I was just reviewing some files I have in my 3d worlds folder. As it turns out, much of that work is bits and pieces of VRML coding.  I was reminded of just how challenging VRML is.  It was created back when HTML 3 was in use.  It's one of the reasons I've taken an interest in X3D for doing small projects.  It's designed to work with HTML 5.

There are websites like Second Life, and programs like Open Sim that you don't need to worry about the magical incantations to get a world up and running.  And many works I've seen are just stunning.  But there are just a couple of tiny problems.  A world needs to load directly from the servers for me, even though it supposedly is cached somewhere on my machine.  And the realism shatters whenever I see an incompatibility in prims.  The little glitch line that is constantly pixellating when you least expect it.  You know what I'm talking about.  I've heard it called the "Denno Coil" effect.
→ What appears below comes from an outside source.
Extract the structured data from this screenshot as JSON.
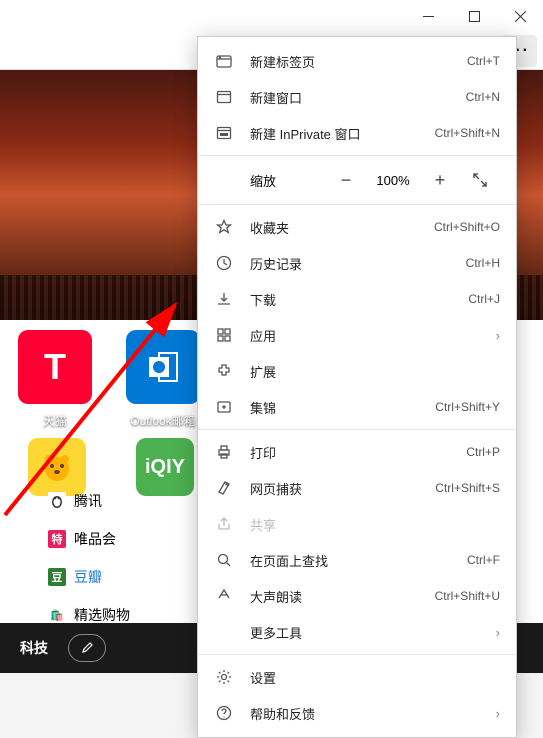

Now one thing that VRML/X3D is great at, is eliminating pixellation.  That, and caching a world on your machine, rather than calling it from the cloud.  Of course you need a plug in.  I've come to accept that.  Eventually most plug ins will become apps.  The one I prefer is BS Contact, from Bitmanagement.de.  I discovered recently that many web based games are written in VRML and X3D. Of course there is some Java and Javascript involved as well for that, but I'm already babbling for too long on this.

What I'm trying to say, is that I'm going to recommit to upgrading my templates to HTML 5, and take another shot at learning X3D.  While I'm not going to become a master of X3D, I hope to be able to learn enough of it to do a few projects that have been in the back of my mind.  So we'll see what happens!